Carson will use her fellowship to further investigate what she calls "Light Action." As she has written, "My goal is to separate out light as subject. Drawing inspiration from contemporary physics, deconstructivist architecture, minimalism in sculpture--rather than literature--to think about structures for light, I have sought to create light as a visceral, active presencethat has its own logic and structure, co-existing with the action, often in conflict, not there simply to better 'see' what is happening onstage. Wanting to go further, I have started making my own work."
Among them is "push/Pull" (pictured), one of three installations made while at the Skowhegan Art Program in Maine. "I was trying to create two distinct blocks of space with just light," she says. It consisted of four 18' (5m) steel pipes, running the length of the room, that dissected the space diagonally. Twenty sodium vapor lamps were mounted on the pipes and pointed at the viewer as one entered the room. On the underside of the pipes were eight 8' fluorescent fixtures. On entering, one saw a plane of light, which became four lines of light when viewed from behind. The instruments ran on a cycle; the sodiums came on first, taking 3.5 minutes to reach full intensity, slowly pushing the volume of light towards the viewer, at which point the fluorescents snapped on, "adding the inverse to the shape you were absorbing, but in a cool blue light," says Carson. "Then the sodiums snapped off, leaving just the fluorescents underneath the pipes pulling the energy to the back of the space."
Other Light Action projects include "light/House," an installation in upstate New York this past summer (funded by a 1998 New York Foundation for the Arts Artist's Fellowship in Architecture); "see/Seen," a store window for l.a. Eyeworks in November; and a large-scale outdoor installation in collaboration with video artist Chris Kondek in Arhus, Denmark, in November 1999.

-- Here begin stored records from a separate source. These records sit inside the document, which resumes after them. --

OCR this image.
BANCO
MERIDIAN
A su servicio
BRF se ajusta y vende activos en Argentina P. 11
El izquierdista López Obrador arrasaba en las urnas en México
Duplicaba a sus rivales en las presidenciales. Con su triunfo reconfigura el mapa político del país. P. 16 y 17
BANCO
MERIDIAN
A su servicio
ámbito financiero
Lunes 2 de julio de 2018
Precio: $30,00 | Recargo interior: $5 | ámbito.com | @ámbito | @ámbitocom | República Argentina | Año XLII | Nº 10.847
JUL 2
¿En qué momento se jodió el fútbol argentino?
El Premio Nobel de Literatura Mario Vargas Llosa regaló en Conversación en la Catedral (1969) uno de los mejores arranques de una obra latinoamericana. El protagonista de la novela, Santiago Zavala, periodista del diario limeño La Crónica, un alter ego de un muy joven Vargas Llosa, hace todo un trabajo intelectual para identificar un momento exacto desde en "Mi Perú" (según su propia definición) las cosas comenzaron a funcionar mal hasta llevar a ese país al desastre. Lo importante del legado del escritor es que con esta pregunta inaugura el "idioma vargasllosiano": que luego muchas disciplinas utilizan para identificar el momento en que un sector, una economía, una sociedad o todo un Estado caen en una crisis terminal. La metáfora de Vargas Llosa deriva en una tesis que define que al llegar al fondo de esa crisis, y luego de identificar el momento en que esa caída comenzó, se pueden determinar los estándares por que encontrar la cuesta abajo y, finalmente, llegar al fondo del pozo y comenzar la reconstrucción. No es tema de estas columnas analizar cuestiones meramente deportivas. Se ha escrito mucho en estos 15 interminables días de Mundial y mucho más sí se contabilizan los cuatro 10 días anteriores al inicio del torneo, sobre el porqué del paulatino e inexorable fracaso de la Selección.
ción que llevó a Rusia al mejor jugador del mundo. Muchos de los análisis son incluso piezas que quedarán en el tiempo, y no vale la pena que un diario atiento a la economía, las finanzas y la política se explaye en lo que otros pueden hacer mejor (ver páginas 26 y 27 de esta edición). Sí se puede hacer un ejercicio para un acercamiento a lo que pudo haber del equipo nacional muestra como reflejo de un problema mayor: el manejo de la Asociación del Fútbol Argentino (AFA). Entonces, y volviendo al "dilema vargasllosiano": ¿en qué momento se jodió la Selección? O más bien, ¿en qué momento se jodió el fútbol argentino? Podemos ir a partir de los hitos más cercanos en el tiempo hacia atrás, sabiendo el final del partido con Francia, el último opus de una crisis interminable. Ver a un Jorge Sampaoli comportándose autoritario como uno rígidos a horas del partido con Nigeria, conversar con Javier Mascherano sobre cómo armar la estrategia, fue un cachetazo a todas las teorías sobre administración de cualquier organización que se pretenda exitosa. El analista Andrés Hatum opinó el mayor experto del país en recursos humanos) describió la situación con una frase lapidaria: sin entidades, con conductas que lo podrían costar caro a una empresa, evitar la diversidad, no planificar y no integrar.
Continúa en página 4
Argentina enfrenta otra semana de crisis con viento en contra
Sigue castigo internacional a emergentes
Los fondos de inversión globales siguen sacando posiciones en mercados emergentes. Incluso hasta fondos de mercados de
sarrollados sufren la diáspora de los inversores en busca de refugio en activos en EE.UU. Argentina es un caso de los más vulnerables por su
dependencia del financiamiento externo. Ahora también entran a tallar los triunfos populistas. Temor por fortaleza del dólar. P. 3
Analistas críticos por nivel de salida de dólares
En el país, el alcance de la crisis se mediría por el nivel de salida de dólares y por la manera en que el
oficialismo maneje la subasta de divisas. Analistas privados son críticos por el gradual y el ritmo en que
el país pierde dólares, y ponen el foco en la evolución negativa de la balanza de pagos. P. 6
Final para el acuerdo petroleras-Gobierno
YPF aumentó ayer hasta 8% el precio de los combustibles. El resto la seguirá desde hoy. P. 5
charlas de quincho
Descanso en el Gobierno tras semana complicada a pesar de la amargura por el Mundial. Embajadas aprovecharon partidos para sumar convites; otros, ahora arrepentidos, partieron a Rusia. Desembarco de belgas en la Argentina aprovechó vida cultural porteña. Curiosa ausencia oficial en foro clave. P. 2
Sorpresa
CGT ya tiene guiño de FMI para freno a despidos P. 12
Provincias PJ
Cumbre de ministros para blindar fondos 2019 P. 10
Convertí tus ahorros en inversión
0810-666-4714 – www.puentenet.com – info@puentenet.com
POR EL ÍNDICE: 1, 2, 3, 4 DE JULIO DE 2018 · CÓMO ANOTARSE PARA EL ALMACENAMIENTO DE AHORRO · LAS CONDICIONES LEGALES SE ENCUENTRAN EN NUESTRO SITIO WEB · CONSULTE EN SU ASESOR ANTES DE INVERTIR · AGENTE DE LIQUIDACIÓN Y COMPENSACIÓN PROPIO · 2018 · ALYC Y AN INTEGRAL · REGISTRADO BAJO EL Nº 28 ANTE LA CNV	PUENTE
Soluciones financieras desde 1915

Not that Carson is abandoning the performing arts. Last April, she did a production of Philip Glass' Orphee, staged in an abandoned power factory for the Royal Opera of Denmark. Upcoming projects include Norma for Canadian Opera Company this month, as well as Arabella for the English company Opera North. She was a visiting instructor at NYU this past fall, and will guest teach at University of California at San Diego, filling in for Chris Parry, who is on sabbatical. She is currently on the faculty of SCI-Arc (Southern California Institute of Architecture); last spring she taught a theory course titled "The Phenomenology of Light" and this fall will teach "Light Action: The Intersection of Light, Art, and Architecture." She says, "This is the new hybrid space that I exist in." On the face of it, it's a space that should offer ample room for further artistic exploration.